A comparative analysis of the approach of the EU and three European countries

Between 2022 and 2023, Europe experienced an inflationary crisis driven by gas supply disruptions following Russia’s invasion of Ukraine, and compounded by post-COVID pandemic supply chain shocks. To support traditional monetary policy tools in combatting inflation, EU Member States deployed a range of so-called ‘unconventional’ fiscal policies aimed at protecting consumers from the increase in energy prices and limiting the pass-through of inflation to the wider economy. These fiscal policy measures were accompanied by a set of structural resilience building measures aimed at addressing the supply disruption in gas markets by improving the EU’s capacity to act in cases of extreme shortages and reducing the risk of future supply shocks.

This report examines the role of unconventional fiscal and structural resilience building policies in managing and reducing the likelihood of future supply shocks by drawing retrospective lessons from the responses to the energy crisis in the EU, France, Germany and Spain in 2022–23.

The comparisons focus on how the case study countries’ approaches fared in terms of reducing inflation and preserving economic growth, contributing to the decarbonisation of the economy, ensuring cost-effectiveness, debt sustainability and fairness, and contributing to long-term resilience and crisis readiness.

Recommendations

The authors make 12 policy recommendations for managing and avoiding similar inflationary supply shocks:

Fiscal policy recommendations
  • Unconventional fiscal policies should play a role in managing inflation during future supply shocks. In France, Germany and Spain, these policies were effective at reducing inflation, maintaining economic output and minimising the welfare impacts of the inflationary shock in 2021–23.
  • When facing a trade-off between acting fast and designing more targeted and tailored measures, speed of implementation of unconventional fiscal policies should be prioritised. The rapid deployment of unconventional fiscal policies in France and Spain was a factor behind inflation falling faster. Fast implementation was also effective at buying time for policymakers to introduce more targeted or structural interventions.
  • Time-limited windfall taxes can represent a fiscally efficient tool to fund unconventional fiscal policies. Policymakers must balance short-term support to reduce inflation with long-term fiscal sustainability by combining some temporary taxes with limited borrowing.
  • Where possible, unconventional fiscal policies should be tailored, targeted and time limited. Policies should be tailored to preserve price signals and targeted to the most vulnerable households and firms to reduce their welfare impacts of inflation. Measures should also be explicitly time limited, especially in cases where they incentivise consumption of energy-intensive goods.
  • Invest in data collection and institutional data-analysis capacity to be able to respond in a swifter and more targeted way during future supply shocks. Investments should be made in the integration of data sources, expansion of social registries, recruiting of data analysts and systematic evaluations to identify informational and institutional gaps that might impede crisis response.
  • Unconventional fiscal policy measures should prioritise support to vulnerable firms. Supporting firms during inflationary supply shocks is necessary to avoid inflationary spillovers, protect competitiveness and preserve critical production capacity. Small- and medium-sized enterprises (SMEs) should be supported alongside large firms, and policies should be designed in a way that maintains incentives to reduce energy consumption.
Structural policy recommendations
  • Build on the default solidarity mechanism introduced during the energy crisis, develop cross-border gas infrastructure facilitating solidarity, and explore the possibility of extending similar solidarity obligations.
  • Continue to implement buffer stocks in the form of EU-wide gas storage rules.
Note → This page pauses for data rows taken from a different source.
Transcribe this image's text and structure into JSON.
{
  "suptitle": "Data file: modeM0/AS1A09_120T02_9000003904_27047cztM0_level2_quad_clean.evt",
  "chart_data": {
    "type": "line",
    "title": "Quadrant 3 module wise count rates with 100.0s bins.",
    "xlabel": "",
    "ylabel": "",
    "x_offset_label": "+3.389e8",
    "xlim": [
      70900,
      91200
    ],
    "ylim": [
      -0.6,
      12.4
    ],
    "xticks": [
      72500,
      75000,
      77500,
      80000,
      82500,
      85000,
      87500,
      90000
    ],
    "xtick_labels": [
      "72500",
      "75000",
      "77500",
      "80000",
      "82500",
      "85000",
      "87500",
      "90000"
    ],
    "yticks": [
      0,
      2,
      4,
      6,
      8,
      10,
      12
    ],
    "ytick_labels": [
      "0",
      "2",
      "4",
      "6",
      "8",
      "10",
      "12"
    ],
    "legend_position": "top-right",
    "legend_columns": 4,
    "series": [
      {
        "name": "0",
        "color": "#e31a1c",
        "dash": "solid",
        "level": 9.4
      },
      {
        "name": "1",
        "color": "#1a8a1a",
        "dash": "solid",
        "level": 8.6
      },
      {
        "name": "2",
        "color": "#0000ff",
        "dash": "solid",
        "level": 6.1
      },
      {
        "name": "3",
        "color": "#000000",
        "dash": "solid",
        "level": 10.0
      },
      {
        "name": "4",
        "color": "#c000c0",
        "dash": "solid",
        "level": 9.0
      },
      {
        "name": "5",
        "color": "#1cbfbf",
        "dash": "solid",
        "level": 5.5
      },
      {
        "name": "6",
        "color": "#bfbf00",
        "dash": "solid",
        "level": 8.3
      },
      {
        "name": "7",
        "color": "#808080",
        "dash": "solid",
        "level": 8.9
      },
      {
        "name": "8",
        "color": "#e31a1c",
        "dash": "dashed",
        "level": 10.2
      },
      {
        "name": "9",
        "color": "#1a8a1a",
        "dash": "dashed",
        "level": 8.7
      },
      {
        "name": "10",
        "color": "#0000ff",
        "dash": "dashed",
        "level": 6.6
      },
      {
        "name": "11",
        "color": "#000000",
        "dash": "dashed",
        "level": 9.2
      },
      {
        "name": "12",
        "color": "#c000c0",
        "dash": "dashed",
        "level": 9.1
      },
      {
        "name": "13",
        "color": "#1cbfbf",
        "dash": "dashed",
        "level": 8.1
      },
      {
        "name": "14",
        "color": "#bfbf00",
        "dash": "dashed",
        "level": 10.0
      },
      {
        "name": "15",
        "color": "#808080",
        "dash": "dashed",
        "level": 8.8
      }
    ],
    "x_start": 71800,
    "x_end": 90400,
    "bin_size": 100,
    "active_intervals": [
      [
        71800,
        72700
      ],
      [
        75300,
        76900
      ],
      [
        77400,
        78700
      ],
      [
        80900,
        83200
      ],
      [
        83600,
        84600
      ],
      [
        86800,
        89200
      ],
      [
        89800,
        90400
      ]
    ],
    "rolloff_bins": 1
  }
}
Ensure storage rules are sufficiently flexible to strike the right balance between security of supply and the limitation of market disruptions during filling periods. When feasible, explore the possibility of cooperating with private actors to limit the public costs of buffer stocks for strategic resources.
  • Pursue the efforts of the EU’s energy strategy REPowerEU laid out in response to the crisis, which sets the right approach of diversifying energy supplies away from Russian gas, and accelerating the deployment of renewable energy to meet the EU’s 2030 target of 42.5% of its final energy consumption.
  • To advance both decarbonisation and energy independence, reduce the role of gas in the EU’s economy through further progress in electrification and scaling-up of clean technologies like batteries, smart grids or low-carbon gases. Since gas will continue to play a role in the EU’s energy mix (including in supporting the deployment of renewables by balancing intermittency), to avoid new dependencies after the move away from Russian gas, the EU should leverage its collective bargaining power through joint procurement when switching to alternative supplies.
  • Advance electrification and complement supply-side with demand-side policies, either aimed at lowering electricity costs, such as grid fee subsidies, or at supporting the uptake of electrification technologies, such as subsidies or regulations favouring electric vehicles or heat pumps.
  • Develop a strategy to address potential security of supply challenges of critical raw materials that will come with the move to renewables, clean technologies and related energy infrastructure. This strategy should combine improvement of the regulatory environment, better access to funding at the EU level, diversification through clean partnerships and the leveraging of EU buying power.